Pave paradise, put up a parking lot?

The Rotorua Lakes Council literally proposes paving paradise to put up a parking lot on the Springfield Golf Course. The map of the Westbrook Sport and Recreation Precinct Master Plan (Final) dated November 2019 shows they wish to create a massive car park that spans all the way from Douglas Street to Smallbone Park, eight cars deep in the middle. A pathway / road is also planned to take an enormous crowd from the new car park, down what is currently the 6th fairway, across a new bridge over the Utuhina Stream to what would be a new main Stadium entrance.

The problem is the Rotorua International Stadium (RIS) is already a serious “white elephant” that lost more than $1.8 million in the year ended 2019/20. By contrast, the Springfield Golf Club is financially viable.
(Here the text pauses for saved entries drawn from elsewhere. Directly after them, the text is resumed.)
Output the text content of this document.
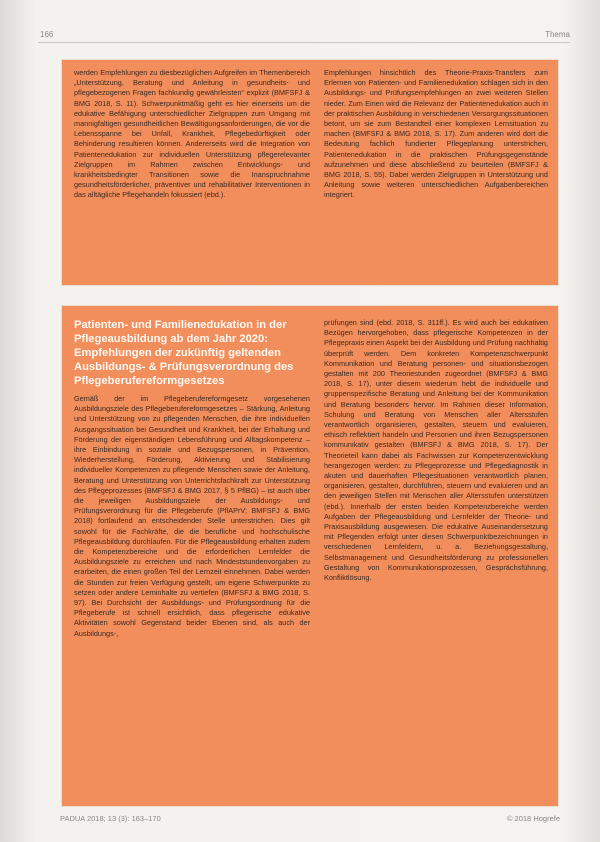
166	Thema

werden Empfehlungen zu diesbezüglichen Aufgreifen im Themenbereich „Unterstützung, Beratung und Anleitung in gesundheits- und pflegebezogenen Fragen fachkundig gewährleisten“ explizit (BMFSFJ & BMG 2018, S. 11). Schwerpunktmäßig geht es hier einerseits um die edukative Befähigung unterschiedlicher Zielgruppen zum Umgang mit mannigfaltigen gesundheitlichen Bewältigungsanforderungen, die vor die Lebensspanne bei Unfall, Krankheit, Pflegebedürftigkeit oder Behinderung resultieren können. Andererseits wird die Integration von Patientenedukation zur individuellen Unterstützung pflegerelevanter Zielgruppen im Rahmen zwischen Entwicklungs- und krankheitsbedingter Transitionen sowie die Inanspruchnahme gesundheitsförderlicher, präventiver und rehabilitativer Interventionen in das alltägliche Pflegehandeln fokussiert (ebd.).

Empfehlungen hinsichtlich des Theorie-Praxis-Transfers zum Erlernen von Patienten- und Familienedukation schlagen sich in den Ausbildungs- und Prüfungsempfehlungen an zwei weiteren Stellen nieder. Zum Einen wird die Relevanz der Patientenedukation auch in der praktischen Ausbildung in verschiedenen Versorgungssituationen betont, um sie zum Bestandteil einer komplexen Lernsituation zu machen (BMFSFJ & BMG 2018, S. 17). Zum anderen wird dort die Bedeutung fachlich fundierter Pflegeplanung unterstrichen, Patientenedukation in die praktischen Prüfungsgegenstände aufzunehmen und diese abschließend zu beurteilen (BMFSFJ & BMG 2018, S. 55). Dabei werden Zielgruppen in Unterstützung und Anleitung sowie weiteren unterschiedlichen Aufgabenbereichen integriert.

Patienten- und Familienedukation in der Pflegeausbildung ab dem Jahr 2020: Empfehlungen der zukünftig geltenden Ausbildungs- & Prüfungsverordnung des Pflegeberufereformgesetzes

Gemäß der im Pflegeberufereformgesetz vorgesehenen Ausbildungsziele des Pflegeberufereformgesetzes – Stärkung, Anleitung und Unterstützung von zu pflegenden Menschen, die ihre individuellen Ausgangssituation bei Gesundheit und Krankheit, bei der Erhaltung und Förderung der eigenständigen Lebensführung und Alltagskompetenz – ihre Einbindung in soziale und Bezugspersonen, in Prävention, Wiederherstellung, Förderung, Aktivierung und Stabilisierung individueller Kompetenzen zu pflegende Menschen sowie der Anleitung, Beratung und Unterstützung von Unterrichtsfachkraft zur Unterstützung des Pflegeprozesses (BMFSFJ & BMG 2017, § 5 PflBG) – ist auch über die jeweiligen Ausbildungsziele der Ausbildungs- und Prüfungsverordnung für die Pflegeberufe (PflAPrV; BMFSFJ & BMG 2018) fortlaufend an entscheidender Stelle unterstrichen. Dies gilt sowohl für die Fachkräfte, die die berufliche und hochschulische Pflegeausbildung durchlaufen. Für die Pflegeausbildung erhalten zudem die Kompetenzbereiche und die erforderlichen Lernfelder die Ausbildungsziele zu erreichen und nach Mindeststundenvorgaben zu erarbeiten, die einen großen Teil der Lernzeit einnehmen. Dabei werden die Stunden zur freien Verfügung gestellt, um eigene Schwerpunkte zu setzen oder andere Lerninhalte zu vertiefen (BMFSFJ & BMG 2018, S. 97). Bei Durchsicht der Ausbildungs- und Prüfungsordnung für die Pflegeberufe ist schnell ersichtlich, dass pflegerische edukative Aktivitäten sowohl Gegenstand beider Ebenen sind, als auch der Ausbildungs-,

prüfungen sind (ebd. 2018, S. 311ff.). Es wird auch bei edukativen Bezügen hervorgehoben, dass pflegerische Kompetenzen in der Pflegepraxis einen Aspekt bei der Ausbildung und Prüfung nachhaltig überprüft werden. Dem konkreten Kompetenzschwerpunkt Kommunikation und Beratung personen- und situationsbezogen gestalten mit 200 Theoriestunden zugeordnet (BMFSFJ & BMG 2018, S. 17), unter diesem wiederum hebt die individuelle und gruppenspezifische Beratung und Anleitung bei der Kommunikation und Beratung besonders hervor. Im Rahmen dieser Information, Schulung und Beratung von Menschen aller Altersstufen verantwortlich organisieren, gestalten, steuern und evaluieren, ethisch reflektiert handeln und Personen und ihren Bezugspersonen kommunikativ gestalten (BMFSFJ & BMG 2018, S. 17). Der Theorieteil kann dabei als Fachwissen zur Kompetenzentwicklung herangezogen werden: zu Pflegeprozesse und Pflegediagnostik in akuten und dauerhaften Pflegesituationen verantwortlich planen, organisieren, gestalten, durchführen, steuern und evaluieren und an den jeweiligen Stellen mit Menschen aller Altersstufen unterstützen (ebd.). Innerhalb der ersten beiden Kompetenzbereiche werden Aufgaben der Pflegeausbildung und Lernfelder der Theorie- und Praxisausbildung ausgewiesen. Die edukative Auseinandersetzung mit Pflegenden erfolgt unter diesen Schwerpunktbezeichnungen in verschiedenen Lernfeldern, u. a. Beziehungsgestaltung, Selbstmanagement und Gesundheitsförderung zu professionellen Gestaltung von Kommunikationsprozessen, Gesprächsführung, Konfliktlösung.

PADUA 2018; 13 (3): 163–170	© 2018 Hogrefe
After managing and paying for the maintenance of some 90 acres of Council land itself, the club still paid the Council $62,204.07 for the lease, rates and water rates in the same financial year.

With the demise of the profitable Springfield Golf Club, which effectively subsides the other unprofitable sporting codes, the long-suffering ratepayers of Rotorua would have to pick up the difference forever more.

Apart from one British & Irish Lions match every twelve years (an impressive 28,500 people in 2017 but no guarantees for the next one in 2029) the carpark will mostly sit vacant, unused and unprofitable. There are already “good levels of parking (up to 3,984 parks)” for large events at the stadium, including the Westbrook Fields and Ray Board Park which can be utilised when needed. Car parking is simply no justification to destroy the taonga that is the Springfield Golf Course.

Here are some of the difficulties facing the Stadium:

  • Rotorua International Stadium is competing against 31 other major sporting venues in New Zealand but is doing so without a fixed or permanent user – such as a domestic rugby or cricket entity;

  • Bay of Plenty Rugby is an important client for RIS, historically accounting for a high proportion of events over 500 people. However, BOP Rugby Union currently receives RIS venue hire and support staff free of charge for BOP Steamers’ matches – about a $5,000 venue hire and $2,000 support staff cost per match;

  • BOP Rugby regards RIS as too large and cavernous, and for smaller crowds such as Mitre 10 Cup matches has no atmosphere. BOP Rugby commented it is important to address how to reduce the sense of space in the Stadium and to cater for a maximum crowd of 15,000, but given RIS already has the wider area could be expanded to 25,000 for a one-off fixture;

  • In 2021, the BOP Steamers are only scheduled to play one of their five home games at RIS with four to be played in Tauranga; and

  • There have been no concerts at RIS since Raggamuffin in 2013, which resulted in significant unpaid debt, yet the Master Plan optimistically predicts one such event per year.

The Rotorua International Stadium has run at a significant losses over the past three years:

Figures provided by Rotorua Lakes Council on 15 Sep 2020 pursuant to a LGOIMA Request

Frankly, it would be imprudent and indeed reckless to destroy a financially viable golf club, that manages and pays for the maintenance of 90 acres of Council land, in favour of a white elephant that already costs the ratepayers millions of dollars every year. This would only turn the current white elephant into an even bigger one and would destroy an income-generating asset that the community loves in the process. Let’s not throw good money after bad.